De maneira até certo ponto surpreendente, o candidato do governo Juan Manuel Santos, conquistou uma excelente votação no primeiro turno da eleição presidencial da Colômbia. Ficou a menos de 3 pontos percentuais para alcançar a vitória no primeiro turno, tendo em vista que alcançou 47,2% da votação. Também surpreendente, mas de forma negativa, foi o resultado de seu principal adversário, o candidato do Partido Verde, ex-prefeito de Bogotá Antanas Mockus, que fez 21% dos votos. Antes das eleições, as pesquisas apontavam um empate técnico entre os dois candidatos.
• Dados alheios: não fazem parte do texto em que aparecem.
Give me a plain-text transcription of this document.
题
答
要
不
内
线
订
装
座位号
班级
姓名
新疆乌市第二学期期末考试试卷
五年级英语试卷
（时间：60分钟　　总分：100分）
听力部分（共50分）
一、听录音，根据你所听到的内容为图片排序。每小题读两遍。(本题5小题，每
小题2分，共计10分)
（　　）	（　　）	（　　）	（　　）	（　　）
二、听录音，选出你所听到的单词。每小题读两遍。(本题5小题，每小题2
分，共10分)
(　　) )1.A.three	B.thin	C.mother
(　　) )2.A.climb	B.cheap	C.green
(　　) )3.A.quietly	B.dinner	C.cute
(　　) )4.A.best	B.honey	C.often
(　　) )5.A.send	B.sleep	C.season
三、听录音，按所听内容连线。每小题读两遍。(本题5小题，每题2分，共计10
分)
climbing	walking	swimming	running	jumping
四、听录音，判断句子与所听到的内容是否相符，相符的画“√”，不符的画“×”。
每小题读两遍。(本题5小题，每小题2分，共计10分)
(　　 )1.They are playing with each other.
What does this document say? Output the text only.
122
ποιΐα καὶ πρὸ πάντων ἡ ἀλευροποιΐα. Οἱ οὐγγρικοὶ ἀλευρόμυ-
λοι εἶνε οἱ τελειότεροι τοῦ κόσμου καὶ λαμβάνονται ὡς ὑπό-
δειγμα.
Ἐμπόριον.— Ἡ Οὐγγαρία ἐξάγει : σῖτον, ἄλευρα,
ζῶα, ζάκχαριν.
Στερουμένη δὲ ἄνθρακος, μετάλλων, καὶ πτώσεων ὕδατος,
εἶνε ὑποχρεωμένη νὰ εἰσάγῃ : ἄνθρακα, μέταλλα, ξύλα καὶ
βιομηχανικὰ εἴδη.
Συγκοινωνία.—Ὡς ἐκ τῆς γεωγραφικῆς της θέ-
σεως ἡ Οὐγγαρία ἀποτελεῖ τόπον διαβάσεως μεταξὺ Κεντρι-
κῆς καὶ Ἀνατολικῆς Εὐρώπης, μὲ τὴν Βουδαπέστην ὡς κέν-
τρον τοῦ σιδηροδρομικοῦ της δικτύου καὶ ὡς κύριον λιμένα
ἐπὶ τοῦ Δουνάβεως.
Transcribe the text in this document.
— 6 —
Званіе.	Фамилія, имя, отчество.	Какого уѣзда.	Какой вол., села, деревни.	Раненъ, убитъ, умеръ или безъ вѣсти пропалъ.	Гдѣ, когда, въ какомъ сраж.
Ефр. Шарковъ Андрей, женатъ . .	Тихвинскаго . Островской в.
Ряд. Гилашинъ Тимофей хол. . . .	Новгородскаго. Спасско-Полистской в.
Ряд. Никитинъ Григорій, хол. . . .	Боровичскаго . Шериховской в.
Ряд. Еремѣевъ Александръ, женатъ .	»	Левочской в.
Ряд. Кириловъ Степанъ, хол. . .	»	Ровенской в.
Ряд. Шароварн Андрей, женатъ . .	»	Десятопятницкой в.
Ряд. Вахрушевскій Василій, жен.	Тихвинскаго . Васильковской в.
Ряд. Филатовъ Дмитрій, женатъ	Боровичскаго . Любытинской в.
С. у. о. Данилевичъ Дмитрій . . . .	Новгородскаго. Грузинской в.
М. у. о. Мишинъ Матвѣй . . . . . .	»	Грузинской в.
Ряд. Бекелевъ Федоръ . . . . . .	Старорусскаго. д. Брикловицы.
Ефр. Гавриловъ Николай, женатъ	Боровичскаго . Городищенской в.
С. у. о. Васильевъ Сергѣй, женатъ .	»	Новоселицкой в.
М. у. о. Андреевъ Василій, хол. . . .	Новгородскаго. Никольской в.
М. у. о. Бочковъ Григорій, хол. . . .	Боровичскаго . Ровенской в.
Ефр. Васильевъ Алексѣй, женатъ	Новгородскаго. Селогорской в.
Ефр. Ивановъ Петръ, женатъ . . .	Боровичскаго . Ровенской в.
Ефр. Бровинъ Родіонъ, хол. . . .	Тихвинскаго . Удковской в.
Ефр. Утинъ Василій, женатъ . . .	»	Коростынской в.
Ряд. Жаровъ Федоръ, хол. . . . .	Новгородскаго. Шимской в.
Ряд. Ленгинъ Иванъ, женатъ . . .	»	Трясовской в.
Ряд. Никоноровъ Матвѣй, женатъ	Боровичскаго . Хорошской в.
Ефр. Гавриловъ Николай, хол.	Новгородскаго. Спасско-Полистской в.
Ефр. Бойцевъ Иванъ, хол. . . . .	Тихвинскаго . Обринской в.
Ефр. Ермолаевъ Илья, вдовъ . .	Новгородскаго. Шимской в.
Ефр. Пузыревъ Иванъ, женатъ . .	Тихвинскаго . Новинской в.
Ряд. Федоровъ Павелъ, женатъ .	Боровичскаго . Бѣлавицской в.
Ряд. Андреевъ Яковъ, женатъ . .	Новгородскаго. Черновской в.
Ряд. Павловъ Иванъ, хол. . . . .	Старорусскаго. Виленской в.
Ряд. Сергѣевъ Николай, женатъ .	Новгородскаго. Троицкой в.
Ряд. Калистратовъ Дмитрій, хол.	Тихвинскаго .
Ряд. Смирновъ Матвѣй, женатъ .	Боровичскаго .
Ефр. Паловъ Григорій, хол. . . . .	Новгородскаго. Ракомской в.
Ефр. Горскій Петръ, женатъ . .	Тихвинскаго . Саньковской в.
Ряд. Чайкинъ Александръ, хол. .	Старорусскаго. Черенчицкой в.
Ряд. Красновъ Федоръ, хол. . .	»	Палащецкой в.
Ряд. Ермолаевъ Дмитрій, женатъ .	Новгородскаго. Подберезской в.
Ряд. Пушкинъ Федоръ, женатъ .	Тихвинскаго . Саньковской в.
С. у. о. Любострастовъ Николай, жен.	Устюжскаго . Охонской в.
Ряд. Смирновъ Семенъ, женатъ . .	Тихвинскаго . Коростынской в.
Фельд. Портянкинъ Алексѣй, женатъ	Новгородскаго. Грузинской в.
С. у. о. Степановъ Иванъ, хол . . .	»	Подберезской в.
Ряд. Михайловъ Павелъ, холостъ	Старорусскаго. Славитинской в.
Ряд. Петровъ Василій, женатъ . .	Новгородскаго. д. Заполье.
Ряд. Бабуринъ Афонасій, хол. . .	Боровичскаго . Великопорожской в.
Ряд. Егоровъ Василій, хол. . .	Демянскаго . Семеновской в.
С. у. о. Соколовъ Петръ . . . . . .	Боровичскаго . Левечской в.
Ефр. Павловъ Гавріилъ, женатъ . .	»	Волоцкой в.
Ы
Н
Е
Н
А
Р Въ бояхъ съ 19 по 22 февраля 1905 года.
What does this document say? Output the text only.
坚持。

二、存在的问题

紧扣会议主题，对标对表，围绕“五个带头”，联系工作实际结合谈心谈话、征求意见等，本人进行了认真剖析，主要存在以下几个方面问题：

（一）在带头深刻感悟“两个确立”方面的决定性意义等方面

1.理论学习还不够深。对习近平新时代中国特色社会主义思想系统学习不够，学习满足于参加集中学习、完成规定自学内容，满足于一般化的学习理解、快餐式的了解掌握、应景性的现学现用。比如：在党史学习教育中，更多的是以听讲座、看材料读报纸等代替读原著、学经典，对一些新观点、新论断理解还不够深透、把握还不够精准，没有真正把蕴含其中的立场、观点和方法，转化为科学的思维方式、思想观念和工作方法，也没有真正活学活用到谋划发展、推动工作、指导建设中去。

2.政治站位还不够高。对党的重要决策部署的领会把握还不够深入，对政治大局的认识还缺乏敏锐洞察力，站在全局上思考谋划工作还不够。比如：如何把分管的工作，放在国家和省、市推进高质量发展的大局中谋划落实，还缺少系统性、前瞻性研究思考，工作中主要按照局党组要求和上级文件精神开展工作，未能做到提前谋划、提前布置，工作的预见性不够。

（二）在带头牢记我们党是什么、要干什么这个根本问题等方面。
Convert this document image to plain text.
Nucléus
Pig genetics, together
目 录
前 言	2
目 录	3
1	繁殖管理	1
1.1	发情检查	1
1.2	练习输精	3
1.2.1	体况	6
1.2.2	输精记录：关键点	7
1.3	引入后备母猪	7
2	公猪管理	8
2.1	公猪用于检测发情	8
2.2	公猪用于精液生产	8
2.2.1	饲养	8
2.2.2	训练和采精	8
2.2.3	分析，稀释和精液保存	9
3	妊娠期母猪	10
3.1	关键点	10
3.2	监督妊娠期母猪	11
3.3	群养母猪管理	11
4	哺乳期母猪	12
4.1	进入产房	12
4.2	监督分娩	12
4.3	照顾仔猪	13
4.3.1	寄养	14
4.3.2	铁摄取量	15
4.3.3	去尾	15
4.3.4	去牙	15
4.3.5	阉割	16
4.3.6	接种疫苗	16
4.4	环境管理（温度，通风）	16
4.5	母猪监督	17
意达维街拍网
O que influiu fundamentalmente na vitória de Santos foi o governo de Álvaro Uribe, que tem 80% de aprovação do povo colombiano. Pois, com o apoio da máquina estatal, Santos bateu nos últimos dias de campanha na tecla do combate à guerrilha das Farc. Dizia que somente ele, que fora ministro da Defesa de Uribe, poderia dar continuidade no combate ao narcotráfico. E isto pesou muito, porque os colombianos, que viveram anos em meio aos atentados e assassinatos, tiveram em Uribe o governante que lhes devolveu a confiança, tornando suas principais cidades seguras novamente. Em contrapartida, Mockus acenava muito com as questões ambientais que, no atual contexto para os colombianos, estão longe de se comparar com a segurança.
Foi fundamentalmente aí que se sustentou a vitória de Santos, que agora terá que compor para o segundo turno, ou com Germán Vargas, do Partido Câmbio Radical, que teve 10% dos votos, ou com Gustavo Petro, do Pólo Democrático Alternativo, que chegou a 9% dos votos. Seja com quem for, dificilmente Santos deixará de ganhar no segundo turno.